No. Every sovereign state is bound to respect the independence of every other sovereign state, and the courts of one
country will not sit in judgment on the acts of the government of another, done within its own territory. Redress of grievances
by reason of such acts must be obtained through the means open to be availed of by sovereign powers as between
themselves. The immunity of individuals from suits brought in foreign tribunals for acts done within their own states, in the
exercise of governmental authority, whether as civil officers or as military commanders, must necessarily extend to the agents
of governments ruling by paramount force as matter of fact. In this case the archives of the state department show that civil
war was flagrant in Venezuela from the spring of 1892, that the revolution was successful, and that the revolutionary
government was recognized by the United States as the government of the country; it being, to use the language of the
secretary of state in a communication to our minister to Venezuela, 'accepted by the people, in the possession of the power of
the nation, and fully established. We entertain no doubt, upon the evidence, that Hernandez was carrying on military
operations in support of the revolutionary party.
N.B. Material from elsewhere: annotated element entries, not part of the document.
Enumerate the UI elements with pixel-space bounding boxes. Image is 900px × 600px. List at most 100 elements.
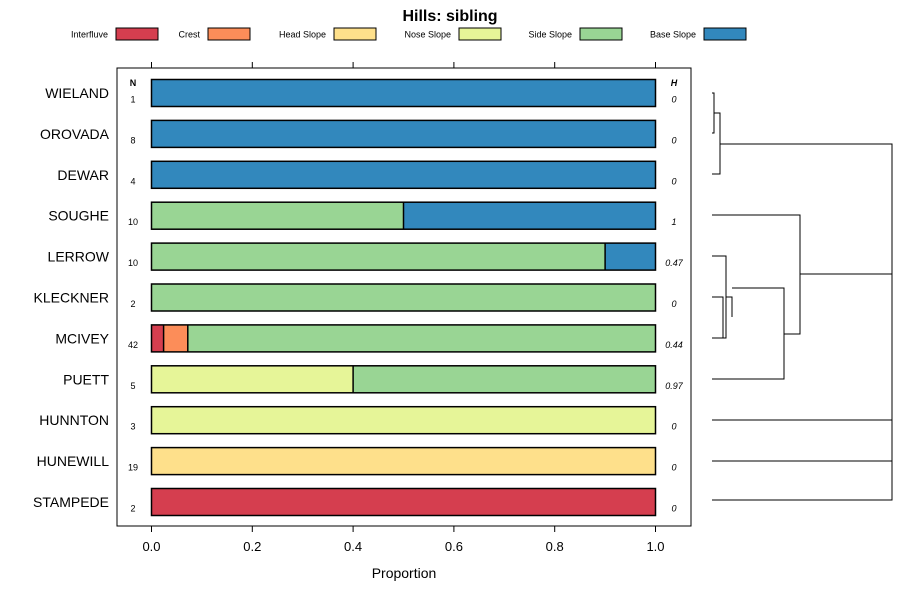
dendrogram-link: [712, 296, 724, 338]
bar-outline: [150, 160, 657, 190]
legend-label: Nose Slope: [404, 30, 451, 40]
n-value: 1: [130, 95, 135, 105]
dendrogram-link: [712, 112, 721, 175]
legend-swatch: [703, 27, 747, 41]
bar-row: HUNEWILL 19 0: [37, 446, 677, 476]
bar-segment-interfluve: [151, 488, 656, 516]
category-label: KLECKNER: [34, 290, 109, 306]
bar-segment-side-slope: [151, 202, 404, 230]
legend-swatch: [333, 27, 377, 41]
n-value: 4: [130, 176, 135, 186]
bar-outline: [150, 446, 657, 476]
h-value: 0: [671, 463, 676, 473]
n-value: 42: [128, 340, 138, 350]
n-value: 10: [128, 217, 138, 227]
h-value: 1: [671, 217, 676, 227]
bar-segment-side-slope: [353, 365, 656, 393]
bar-segment-crest: [163, 324, 188, 352]
bar-outline: [150, 78, 657, 108]
bar-row: WIELAND 1 0: [45, 78, 677, 108]
bar-outline: [150, 487, 657, 517]
n-value: 19: [128, 463, 138, 473]
category-label: SOUGHE: [48, 208, 109, 224]
category-label: MCIVEY: [55, 330, 109, 346]
bar-segment-head-slope: [151, 447, 656, 475]
bar-row: SOUGHE 10 1: [48, 201, 677, 230]
h-value: 0: [671, 422, 676, 432]
n-value: 2: [130, 504, 135, 514]
bar-segment-nose-slope: [151, 365, 354, 393]
h-value: 0: [671, 504, 676, 514]
x-tick-label: 0.0: [142, 539, 160, 554]
bar-row: PUETT 5 0.97: [63, 365, 684, 394]
bar-segment-side-slope: [151, 284, 656, 311]
bar-segment-side-slope: [151, 243, 606, 271]
dendrogram-link: [726, 296, 733, 317]
legend-swatch: [458, 27, 502, 41]
h-value: 0: [671, 135, 676, 145]
category-label: WIELAND: [45, 85, 109, 101]
legend: Interfluve Crest Head Slope Nose Slope Side …: [71, 27, 747, 41]
bar-outline: [150, 405, 657, 435]
category-label: HUNEWILL: [37, 453, 110, 469]
chart-title: Hills: sibling: [402, 8, 497, 25]
x-axis-label: Proportion: [372, 565, 437, 581]
x-axis: 0.0 0.2 0.4 0.6 0.8 1.0: [142, 62, 665, 554]
category-label: LERROW: [48, 249, 110, 265]
n-value: 2: [130, 299, 135, 309]
category-label: DEWAR: [57, 167, 109, 183]
bar-row: OROVADA 8 0: [40, 119, 677, 149]
bar-segment-base-slope: [151, 120, 656, 148]
legend-label: Base Slope: [650, 30, 696, 40]
x-tick-label: 0.8: [546, 539, 564, 554]
bar-outline: [150, 242, 657, 271]
n-value: 3: [130, 422, 135, 432]
bar-outline: [150, 283, 657, 312]
legend-swatch: [115, 27, 159, 41]
h-value: 0: [671, 95, 676, 105]
legend-label: Head Slope: [279, 30, 326, 40]
x-tick-label: 1.0: [646, 539, 664, 554]
bar-segment-base-slope: [151, 161, 656, 189]
bar-segment-nose-slope: [151, 406, 656, 434]
category-label: PUETT: [63, 371, 109, 387]
legend-label: Interfluve: [71, 30, 108, 40]
category-label: OROVADA: [40, 126, 110, 142]
bar-outline: [150, 201, 657, 230]
bar-outline: [150, 365, 657, 394]
bar-outline: [150, 119, 657, 149]
h-value: 0: [671, 299, 676, 309]
bar-segment-base-slope: [605, 243, 656, 271]
bar-row: LERROW 10 0.47: [48, 242, 684, 271]
dendrogram-link: [712, 92, 715, 134]
category-label: STAMPEDE: [33, 494, 109, 510]
n-value: 5: [130, 381, 135, 391]
legend-swatch: [579, 27, 623, 41]
n-value: 8: [130, 135, 135, 145]
legend-label: Crest: [178, 30, 200, 40]
dendrogram-link: [712, 214, 801, 335]
bar-row: HUNNTON 3 0: [39, 405, 677, 435]
x-tick-label: 0.4: [344, 539, 362, 554]
bar-row: STAMPEDE 2 0: [33, 487, 677, 517]
h-value: 0.97: [665, 381, 684, 391]
dendrogram: [712, 92, 893, 501]
legend-swatch: [207, 27, 251, 41]
bar-segment-interfluve: [151, 324, 164, 352]
h-value: 0: [671, 176, 676, 186]
bar-row: MCIVEY 42 0.44: [55, 324, 683, 353]
plot-frame: [116, 67, 692, 527]
n-header: N: [130, 78, 137, 88]
x-tick-label: 0.2: [243, 539, 261, 554]
category-label: HUNNTON: [39, 412, 109, 428]
x-tick-label: 0.6: [445, 539, 463, 554]
bar-row: DEWAR 4 0: [57, 160, 677, 190]
bar-segment-side-slope: [187, 324, 656, 352]
dendrogram-link: [712, 143, 893, 501]
bar-segment-base-slope: [403, 202, 656, 230]
bar-segment-base-slope: [151, 79, 656, 107]
bar-row: KLECKNER 2 0: [34, 283, 677, 312]
h-value: 0.47: [665, 258, 684, 268]
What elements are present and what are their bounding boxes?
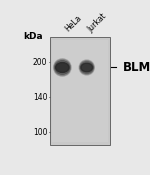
Text: 100: 100 xyxy=(33,128,47,137)
Text: Jurkat: Jurkat xyxy=(86,11,108,34)
Bar xyxy=(50,37,110,145)
Text: HeLa: HeLa xyxy=(63,14,84,34)
Ellipse shape xyxy=(81,63,93,72)
Bar xyxy=(52,40,108,142)
Text: 200: 200 xyxy=(33,58,47,67)
Text: BLM: BLM xyxy=(123,61,150,74)
Ellipse shape xyxy=(54,59,71,76)
Text: kDa: kDa xyxy=(23,32,43,41)
Ellipse shape xyxy=(79,60,94,75)
Ellipse shape xyxy=(80,61,93,74)
Text: 140: 140 xyxy=(33,93,47,102)
Ellipse shape xyxy=(56,62,69,73)
Ellipse shape xyxy=(55,60,70,75)
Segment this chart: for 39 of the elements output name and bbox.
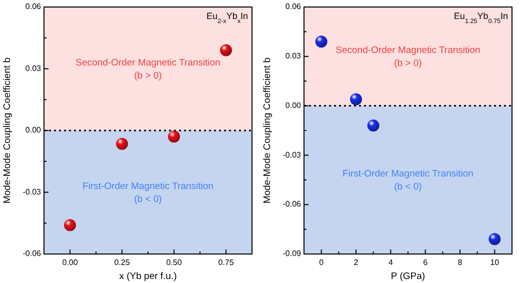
y-tick-label: -0.06 (282, 200, 302, 209)
point (350, 93, 362, 106)
band-label: First-Order Magnetic Transition (b < 0) (342, 168, 474, 192)
band-label: Second-Order Magnetic Transition (b > 0) (76, 57, 220, 82)
point (315, 36, 328, 48)
point (64, 219, 76, 232)
x-tick-label: 6 (423, 258, 428, 267)
annotation: Eu$_{1.25}$Yb$_{0.75}$In (454, 11, 508, 24)
band-label: Second-Order Magnetic Transition (b > 0) (336, 44, 480, 69)
x-tick-label: 4 (388, 258, 394, 267)
x-tick-label: 8 (458, 258, 463, 267)
annotation: Eu$_{2-x}$Yb$_{x}$In (206, 11, 248, 24)
x-tick-label: 0.00 (62, 258, 78, 267)
x-tick-label: 2 (354, 258, 359, 267)
y-tick-label: -0.09 (282, 249, 302, 258)
band-label: First-Order Magnetic Transition (b < 0) (82, 180, 214, 205)
point (168, 130, 180, 143)
y-tick-label: 0.03 (25, 64, 42, 73)
x-tick-label: 0 (319, 258, 324, 267)
point (220, 44, 232, 56)
y-axis-title: Mode-Mode Coupling Coefficient b (262, 57, 273, 204)
y-axis-title: Mode-Mode Coupling Coefficient b (2, 57, 13, 204)
x-axis-title: P (GPa) (390, 271, 426, 282)
y-tick-label: -0.03 (282, 150, 302, 160)
point (488, 233, 501, 246)
x-axis-title: x (Yb per f.u.) (119, 271, 177, 282)
x-tick-label: 0.75 (218, 258, 234, 267)
y-tick-label: -0.03 (22, 187, 42, 196)
point (367, 120, 380, 132)
x-tick-label: 10 (490, 258, 500, 267)
x-tick-label: 0.50 (166, 258, 182, 267)
y-tick-label: 0.00 (285, 100, 302, 110)
x-tick-label: 0.25 (114, 258, 130, 267)
y-tick-label: 0.00 (25, 126, 42, 135)
y-tick-label: -0.06 (22, 249, 42, 258)
point (116, 138, 128, 150)
y-tick-label: 0.06 (285, 2, 302, 12)
y-tick-label: 0.03 (285, 52, 302, 61)
y-tick-label: 0.06 (25, 2, 42, 12)
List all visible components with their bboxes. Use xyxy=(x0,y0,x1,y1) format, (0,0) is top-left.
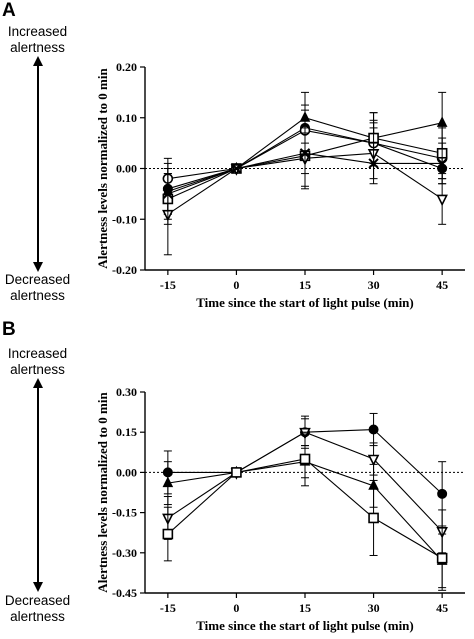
decreased-alertness-label-b: Decreased alertness xyxy=(0,593,75,625)
panel-letter-a: A xyxy=(2,0,16,21)
data-point-filled-circle xyxy=(437,488,448,499)
chart-b: -0.45 -0.30 -0.15 0.00 0.15 0.30 -15 0 15 30 45 Tim… xyxy=(95,385,465,633)
x-tick-label: -15 xyxy=(160,278,176,292)
data-point-cross xyxy=(299,148,311,159)
panel-letter-b: B xyxy=(2,319,16,340)
increased-label-line-1: Increased xyxy=(7,24,68,39)
x-tick-label: -15 xyxy=(160,601,176,615)
series-open-square xyxy=(162,431,448,591)
x-tick-label: 30 xyxy=(368,278,380,292)
data-point-filled-triangle xyxy=(436,116,448,127)
increased-label-line-2: alertness xyxy=(10,362,65,377)
y-tick-label: 0.00 xyxy=(116,162,137,176)
data-point-open-triangle-down xyxy=(367,454,380,467)
data-point-open-square xyxy=(368,512,379,524)
y-axis-label: Alertness levels normalized to 0 min xyxy=(95,392,110,593)
y-tick-label: 0.20 xyxy=(116,60,137,74)
x-tick-label: 0 xyxy=(233,601,239,615)
chart-a: -0.20 -0.10 0.00 0.10 0.20 -15 0 15 30 45 Time sin… xyxy=(95,60,465,310)
alertness-double-arrow-a xyxy=(33,56,43,272)
decreased-label-line-1: Decreased xyxy=(4,272,71,287)
data-point-filled-triangle xyxy=(162,476,174,488)
y-tick-label: 0.15 xyxy=(116,425,137,439)
y-tick-label: 0.30 xyxy=(116,385,137,399)
y-tick-label: -0.15 xyxy=(112,506,137,520)
increased-label-line-1: Increased xyxy=(7,346,68,361)
decreased-alertness-label-a: Decreased alertness xyxy=(0,272,75,304)
data-point-cross xyxy=(231,163,242,174)
x-tick-label: 15 xyxy=(299,601,311,615)
data-point-filled-circle xyxy=(368,424,379,435)
increased-alertness-label-a: Increased alertness xyxy=(0,24,75,56)
x-tick-label: 30 xyxy=(368,601,380,615)
y-tick-label: -0.45 xyxy=(112,586,137,600)
x-axis-label: Time since the start of light pulse (min… xyxy=(196,618,414,633)
data-point-cross xyxy=(368,158,379,169)
y-tick-label: -0.30 xyxy=(112,546,137,560)
data-point-open-square xyxy=(436,552,448,564)
increased-label-line-2: alertness xyxy=(10,40,65,55)
y-axis-label: Alertness levels normalized to 0 min xyxy=(95,68,110,269)
x-tick-label: 0 xyxy=(233,278,239,292)
alertness-double-arrow-b xyxy=(33,378,43,592)
y-tick-label: -0.10 xyxy=(112,212,137,226)
y-tick-label: 0.00 xyxy=(116,465,137,479)
x-tick-label: 15 xyxy=(299,278,311,292)
decreased-label-line-2: alertness xyxy=(10,609,65,624)
data-point-open-square xyxy=(231,467,242,478)
data-point-open-square xyxy=(162,528,174,540)
x-tick-label: 45 xyxy=(436,278,448,292)
decreased-label-line-1: Decreased xyxy=(4,593,71,608)
data-point-open-triangle-down xyxy=(436,194,448,207)
data-point-cross xyxy=(162,188,174,200)
data-point-open-square xyxy=(299,453,311,465)
x-axis-label: Time since the start of light pulse (min… xyxy=(196,295,414,310)
x-tick-label: 45 xyxy=(436,601,448,615)
y-tick-label: -0.20 xyxy=(112,263,137,277)
series-cross xyxy=(162,132,448,220)
data-point-cross xyxy=(436,158,448,169)
y-tick-label: 0.10 xyxy=(116,111,137,125)
decreased-label-line-2: alertness xyxy=(10,288,65,303)
increased-alertness-label-b: Increased alertness xyxy=(0,346,75,378)
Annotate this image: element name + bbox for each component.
The acts complained of were the acts of a military commander representing
the authority of the revolutionary party as a government, which afterwards succeeded, and was recognized by the United
States. We think the circuit court of appeals was justified in concluding 'that the acts of the defendant were the acts of the
government of Venezuela, and as such are not properly the subject of adjudication in the courts of another government.
Whitney vs Robertson

Facts:

Plaintiffs are merchants doing business in New York and imported a large quantity of sugars which are similar to goods
in the Hawaiian island. The goods were admitted free of duties under the treaty and were entered in the custom house in the
port of New York. Plaintiffs claimed that by the treaty of Santo Domingo, the goods should be admitted on the same terms
that is free of duty same with the produce of Hawaiian islands. The defendeant collector refused to allow the plaintiffs claim.
Plaintiffs then appealed to the Secretary of Treasury which was also denied plaintiffs proposition. Hence this petition

Issue:

Whether or not the petitioner is exempted from paying obligations as imposed in the treaty.

Held:

Yes. If there is any conflict between the stipulations of the treaty requirements of the law. The latter must prevail. As
provided in the ninth article of the treaty, no higher duty shall be imposed on the importation into the united states of any
article or manufacturer of the Dominican republic and vice versa. It follows that when the law is clear, its validity cannot be
assailed before the courts for want of conformity to the stipulations of a provisions of a treaty not already executed.